Distances with <4% Precision from Type Ia Supernovae in Young Star-Forming Environments
Patrick L. Kelly (UCB), Alexei V. Filippenko (UCB), David L. Burke, (SLAC), Malcolm Hicken (CfA), Mohan Ganeshalingam (LBNL), Weikang Zheng (UCB)

TL;DR
This study demonstrates that Type Ia supernovae in young, star-forming environments can be used as highly precise distance indicators, achieving less than 4% uncertainty in distance measurements.
Contribution
The paper introduces a method to calibrate Type Ia supernovae in star-forming regions with <4% distance precision, highlighting the role of progenitor age in luminosity variations.
Findings
Calibration accuracy of ~0.07 magnitudes (~4% distance)
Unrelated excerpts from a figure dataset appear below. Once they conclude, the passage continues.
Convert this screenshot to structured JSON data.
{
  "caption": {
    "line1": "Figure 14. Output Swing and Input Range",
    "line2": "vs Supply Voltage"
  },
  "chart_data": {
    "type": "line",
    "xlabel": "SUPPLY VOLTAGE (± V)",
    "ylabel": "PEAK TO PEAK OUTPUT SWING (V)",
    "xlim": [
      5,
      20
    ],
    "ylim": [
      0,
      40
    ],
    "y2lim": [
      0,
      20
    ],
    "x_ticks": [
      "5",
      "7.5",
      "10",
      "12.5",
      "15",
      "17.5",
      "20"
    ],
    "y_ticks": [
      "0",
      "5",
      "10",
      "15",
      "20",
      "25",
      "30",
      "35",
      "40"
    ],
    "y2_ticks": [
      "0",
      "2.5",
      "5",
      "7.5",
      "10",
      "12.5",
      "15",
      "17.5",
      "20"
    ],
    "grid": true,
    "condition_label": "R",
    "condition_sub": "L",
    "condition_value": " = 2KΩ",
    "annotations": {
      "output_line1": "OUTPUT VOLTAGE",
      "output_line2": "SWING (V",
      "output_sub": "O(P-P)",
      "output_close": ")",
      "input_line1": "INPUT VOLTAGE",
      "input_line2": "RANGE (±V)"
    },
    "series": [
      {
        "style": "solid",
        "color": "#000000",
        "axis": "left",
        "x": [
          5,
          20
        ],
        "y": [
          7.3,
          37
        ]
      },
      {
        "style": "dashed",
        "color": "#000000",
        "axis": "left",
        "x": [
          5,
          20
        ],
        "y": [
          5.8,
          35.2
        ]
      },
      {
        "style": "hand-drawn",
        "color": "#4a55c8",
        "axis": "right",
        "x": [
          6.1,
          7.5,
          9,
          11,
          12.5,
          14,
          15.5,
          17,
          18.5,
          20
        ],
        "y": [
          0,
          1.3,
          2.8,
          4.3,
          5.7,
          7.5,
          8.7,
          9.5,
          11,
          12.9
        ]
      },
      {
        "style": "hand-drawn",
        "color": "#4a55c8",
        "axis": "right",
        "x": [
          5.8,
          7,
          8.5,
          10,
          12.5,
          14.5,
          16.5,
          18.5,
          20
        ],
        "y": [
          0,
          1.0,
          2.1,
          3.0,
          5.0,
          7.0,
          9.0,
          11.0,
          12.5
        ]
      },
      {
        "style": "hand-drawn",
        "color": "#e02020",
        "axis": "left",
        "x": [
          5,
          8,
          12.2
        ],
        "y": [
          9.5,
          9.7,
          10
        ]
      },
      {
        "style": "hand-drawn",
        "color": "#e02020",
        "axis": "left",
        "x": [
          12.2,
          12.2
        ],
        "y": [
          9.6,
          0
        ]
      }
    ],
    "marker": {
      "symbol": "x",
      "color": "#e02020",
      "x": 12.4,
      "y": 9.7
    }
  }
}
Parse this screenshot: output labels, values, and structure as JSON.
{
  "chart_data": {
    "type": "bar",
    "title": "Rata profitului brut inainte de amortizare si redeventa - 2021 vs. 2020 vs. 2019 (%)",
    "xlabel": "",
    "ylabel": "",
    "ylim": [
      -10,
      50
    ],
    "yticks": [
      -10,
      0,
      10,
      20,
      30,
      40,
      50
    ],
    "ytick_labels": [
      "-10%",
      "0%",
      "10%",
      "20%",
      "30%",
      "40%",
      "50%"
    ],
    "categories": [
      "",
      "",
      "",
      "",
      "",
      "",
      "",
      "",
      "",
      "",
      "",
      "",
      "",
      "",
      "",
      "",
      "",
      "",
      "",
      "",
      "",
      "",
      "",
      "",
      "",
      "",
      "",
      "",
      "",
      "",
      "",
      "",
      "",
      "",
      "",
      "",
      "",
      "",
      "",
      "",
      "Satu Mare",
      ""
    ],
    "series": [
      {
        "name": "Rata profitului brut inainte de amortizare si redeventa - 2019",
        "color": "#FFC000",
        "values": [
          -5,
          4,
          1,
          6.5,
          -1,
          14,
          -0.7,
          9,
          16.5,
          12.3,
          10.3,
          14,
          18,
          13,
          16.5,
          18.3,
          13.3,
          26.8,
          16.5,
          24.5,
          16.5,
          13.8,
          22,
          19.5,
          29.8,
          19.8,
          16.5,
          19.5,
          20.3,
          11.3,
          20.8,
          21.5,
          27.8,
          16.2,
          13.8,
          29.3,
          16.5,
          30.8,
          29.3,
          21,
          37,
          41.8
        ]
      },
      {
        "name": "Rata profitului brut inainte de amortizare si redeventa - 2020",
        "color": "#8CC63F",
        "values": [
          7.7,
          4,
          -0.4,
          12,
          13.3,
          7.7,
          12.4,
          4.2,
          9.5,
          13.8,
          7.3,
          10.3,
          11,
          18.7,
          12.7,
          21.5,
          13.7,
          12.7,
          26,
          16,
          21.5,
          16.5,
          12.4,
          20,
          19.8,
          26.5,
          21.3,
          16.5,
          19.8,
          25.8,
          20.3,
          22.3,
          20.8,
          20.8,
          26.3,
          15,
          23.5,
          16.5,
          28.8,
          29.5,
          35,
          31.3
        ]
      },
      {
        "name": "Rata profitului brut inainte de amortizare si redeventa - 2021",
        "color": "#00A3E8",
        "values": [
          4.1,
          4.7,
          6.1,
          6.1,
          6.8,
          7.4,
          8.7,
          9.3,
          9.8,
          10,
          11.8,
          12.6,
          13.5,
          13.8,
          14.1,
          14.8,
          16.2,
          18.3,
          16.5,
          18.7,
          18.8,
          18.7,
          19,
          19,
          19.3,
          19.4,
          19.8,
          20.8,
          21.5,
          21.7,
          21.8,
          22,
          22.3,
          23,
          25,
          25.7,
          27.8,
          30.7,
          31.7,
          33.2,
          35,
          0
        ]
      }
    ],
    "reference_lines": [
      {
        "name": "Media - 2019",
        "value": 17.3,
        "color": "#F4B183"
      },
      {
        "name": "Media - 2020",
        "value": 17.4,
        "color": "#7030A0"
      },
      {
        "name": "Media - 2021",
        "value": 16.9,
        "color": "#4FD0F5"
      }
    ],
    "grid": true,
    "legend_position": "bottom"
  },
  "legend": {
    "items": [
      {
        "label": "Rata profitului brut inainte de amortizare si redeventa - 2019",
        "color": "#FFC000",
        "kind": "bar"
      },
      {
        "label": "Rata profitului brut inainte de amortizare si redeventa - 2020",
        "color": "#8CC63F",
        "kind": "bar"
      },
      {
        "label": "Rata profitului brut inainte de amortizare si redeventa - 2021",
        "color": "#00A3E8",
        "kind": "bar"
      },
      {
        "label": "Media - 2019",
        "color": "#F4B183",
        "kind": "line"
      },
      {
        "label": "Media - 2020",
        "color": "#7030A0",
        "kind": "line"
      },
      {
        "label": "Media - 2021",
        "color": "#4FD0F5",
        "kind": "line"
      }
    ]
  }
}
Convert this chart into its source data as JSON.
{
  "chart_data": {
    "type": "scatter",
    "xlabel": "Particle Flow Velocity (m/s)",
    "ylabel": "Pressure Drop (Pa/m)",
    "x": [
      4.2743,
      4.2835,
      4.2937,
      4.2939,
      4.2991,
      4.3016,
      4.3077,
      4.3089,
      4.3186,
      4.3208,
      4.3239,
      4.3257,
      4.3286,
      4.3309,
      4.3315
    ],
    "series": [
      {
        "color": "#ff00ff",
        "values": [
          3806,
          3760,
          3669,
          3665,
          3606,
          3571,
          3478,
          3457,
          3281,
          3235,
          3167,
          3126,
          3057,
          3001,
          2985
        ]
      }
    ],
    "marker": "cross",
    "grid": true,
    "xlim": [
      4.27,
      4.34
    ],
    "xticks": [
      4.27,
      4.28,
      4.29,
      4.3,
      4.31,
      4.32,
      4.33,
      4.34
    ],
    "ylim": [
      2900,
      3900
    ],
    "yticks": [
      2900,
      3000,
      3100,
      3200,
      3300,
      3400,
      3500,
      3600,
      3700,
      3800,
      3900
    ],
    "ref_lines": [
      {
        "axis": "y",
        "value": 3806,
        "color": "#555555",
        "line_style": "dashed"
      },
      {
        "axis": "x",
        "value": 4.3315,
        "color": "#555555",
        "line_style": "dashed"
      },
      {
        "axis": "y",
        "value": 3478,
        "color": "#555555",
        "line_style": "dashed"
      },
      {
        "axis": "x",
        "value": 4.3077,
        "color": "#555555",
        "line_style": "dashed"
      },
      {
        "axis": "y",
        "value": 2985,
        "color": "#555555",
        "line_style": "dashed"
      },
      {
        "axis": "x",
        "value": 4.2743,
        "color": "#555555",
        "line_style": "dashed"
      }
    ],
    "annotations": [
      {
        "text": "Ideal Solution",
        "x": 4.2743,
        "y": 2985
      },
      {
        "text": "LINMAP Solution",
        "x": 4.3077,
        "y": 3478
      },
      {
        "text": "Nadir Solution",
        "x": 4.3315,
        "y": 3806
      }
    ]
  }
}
Supernovae in star-forming environments show tight luminosity scatter
Progenitor age dispersion primarily drives light-curve and luminosity relations
Abstract
The luminosities of Type Ia supernovae (SNe), the thermonuclear explosions of white-dwarf stars, vary systematically with their intrinsic color and the rate at which they fade. From images taken with the Galaxy Evolution Explorer (GALEX), we identified SNe Ia that erupted in environments that have high ultraviolet surface brightness and star-formation surface density. When we apply a steep model extinction law, we calibrate these SNe using their broadband optical light curves to within ~0.065 to 0.075 magnitudes, corresponding to <4% in distance. The tight scatter, probably arising from a small dispersion among progenitor ages, suggests that variation in only one progenitor property primarily accounts for the relationship between their light-curve widths, colors, and luminosities.